A atmosfera terrestre é a camada gasosa que envolve a Terra e se estende por centenas de quilômetros. Os limites inferiores da atmosfera são representados pela superfície da crosta terrestre e dos oceanos. No entanto, os limites superiores não são bem definidos devido às variações de altitude.

A atmosfera primitiva x atmosfera atual

A atmosfera atual é muito diferente daquela que se formou com nosso planeta há 4,6 bilhões de anos. Nesta época, a Terra, não era nada mais do que uma bola de rocha derretida cercada por uma atmosfera de hidrogênio e hélio. Ao longo de bilhões de anos de evolução, a Terra se resfriou o suficiente para formar uma sólida crosta coberta com ativos vulcões. Esses vulcões expeliam uma grande quantidade de gases, como vapor de água, dióxido de carbono e amônia. Com o decorrer do tempo, a luz do Sol quebrou as moléculas de amônia liberadas pelos vulcões, tendo como consequência a formação de nitrogênio na atmosfera.

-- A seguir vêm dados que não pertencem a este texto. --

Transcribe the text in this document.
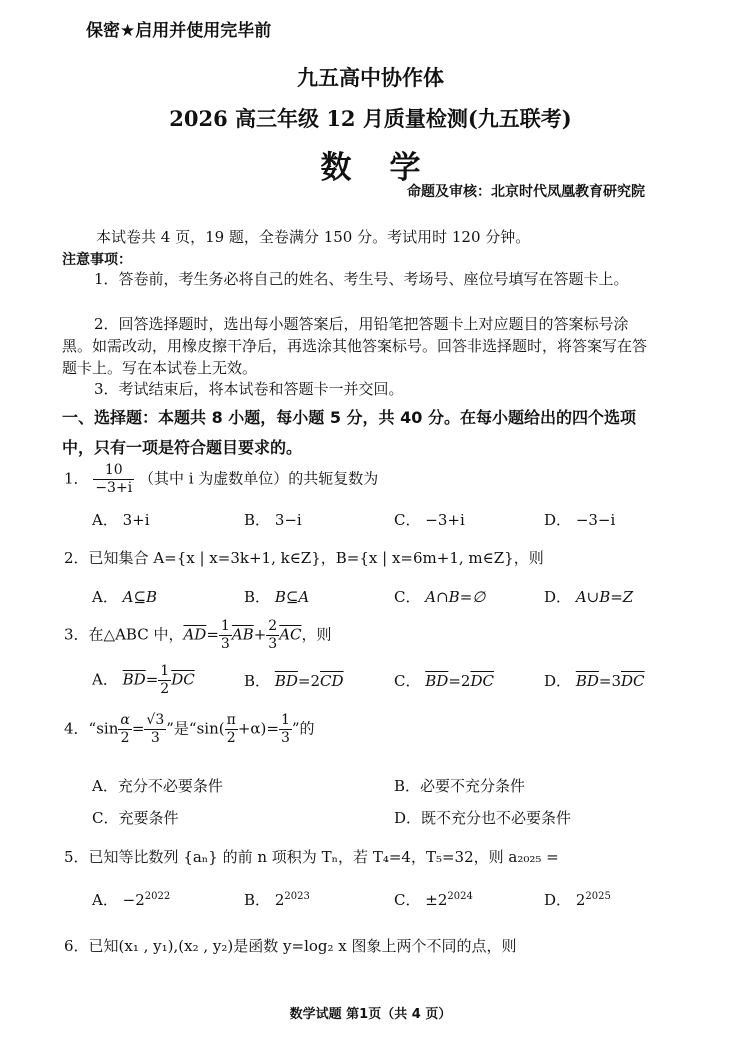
保密★启用并使用完毕前
九五高中协作体
2026 高三年级 12 月质量检测(九五联考)
数学
命题及审核：北京时代凤凰教育研究院
本试卷共 4 页，19 题，全卷满分 150 分。考试用时 120 分钟。
注意事项：
1．答卷前，考生务必将自己的姓名、考生号、考场号、座位号填写在答题卡上。
2．回答选择题时，选出每小题答案后，用铅笔把答题卡上对应题目的答案标号涂黑。如需改动，用橡皮擦干净后，再选涂其他答案标号。回答非选择题时，将答案写在答题卡上。写在本试卷上无效。
3．考试结束后，将本试卷和答题卡一并交回。
一、选择题：本题共 8 小题，每小题 5 分，共 40 分。在每小题给出的四个选项中，只有一项是符合题目要求的。
1． $\frac{10}{-3+i}$ （其中 i 为虚数单位）的共轭复数为
A． 3+i	B． 3−i	C． −3+i	D． −3−i
2．已知集合 A={x | x=3k+1, k∈Z}，B={x | x=6m+1, m∈Z}，则
A． A⊆B	B． B⊆A	C． A∩B=∅	D． A∪B=Z
3．在△ABC 中，$\overline{AD}= \frac{1}{3} \overline{AB}+ \frac{2}{3} \overline{AC}$，则
A． $\overline{BD}= \frac{1}{2} \overline{DC}$	B． $\overline{BD}=2\overline{CD}$	C． $\overline{BD}=2\overline{DC}$	D． $\overline{BD}=3\overline{DC}$
4．“$\sin \frac{\alpha}{2} = \frac{√3}{3}$ ”是“$\sin( \frac{\pi}{2} +\alpha)= \frac{1}{3}$ ”的
A．充分不必要条件	B．必要不充分条件
C．充要条件	D．既不充分也不必要条件
5．已知等比数列 {aₙ} 的前 n 项积为 Tₙ，若 T₄=4，T₅=32，则 a₂₀₂₅ =
A． $-2^{2022}$	B． $2^{2023}$	C． $\pm 2^{2024}$	D． $2^{2025}$
6．已知(x₁ , y₁),(x₂ , y₂)是函数 y=log₂ x 图象上两个不同的点，则
数学试题 第1页（共 4 页）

Apesar dessa mudança química na composição gasosa da atmosfera, o que mais causou uma alteração radical na atmosfera terrestre, foi sem dúvida, a surgimento das cianobactérias, seres fotossintetizantes, capazes de utilizar a energia do Sol transformando em energia química, através da fotossíntese. Nesse processo, ocorre a utilização do gás carbôni- co (CO2) e a liberação do gás oxigênio (O2). Em apenas algumas centenas de milhões de anos, esta bactéria mudou com- pletamente a atmosfera da Terra, chegando a composição atual – uma mistura de 21% de oxigênio e 78% de nitrogênio. A atmosfera além do nitrogênio e do oxigênio apresenta ainda o gás carbônico (0,03%), gases nobres e o vapor de água, que exerce um importante papel na regulação da ação do Sol.

A atmosfera apresenta-se como uma barreira natural que desempenha o papel de um filtro protetor para diversos tipos de radiações vindas do espaço. Ela impede que a maior parte das radiações ultravioletas (UV) cheguem a superfície terrestre, o que poderia causar vários danos aos seres vivos em geral. Uma das principais consequências pelo excesso de raios ultravioletas seria o aumento de câncer de pele nos seres humanos.

Outras radiações que a atmosfera filtra são parte das radiações infravermelhas

(IV), irradiadas pela superfície terrestre de volta para o espaço. Este processo só se torna possível, graças a presença, embora muito pequena, de vapor de água, ozônio e gás carbônico, que absorvem a radiação infravermelha emitida pelo solo e, por esse fato, percebe-se que tais gases influenciam de forma direta no controle da temperatura média da Terra.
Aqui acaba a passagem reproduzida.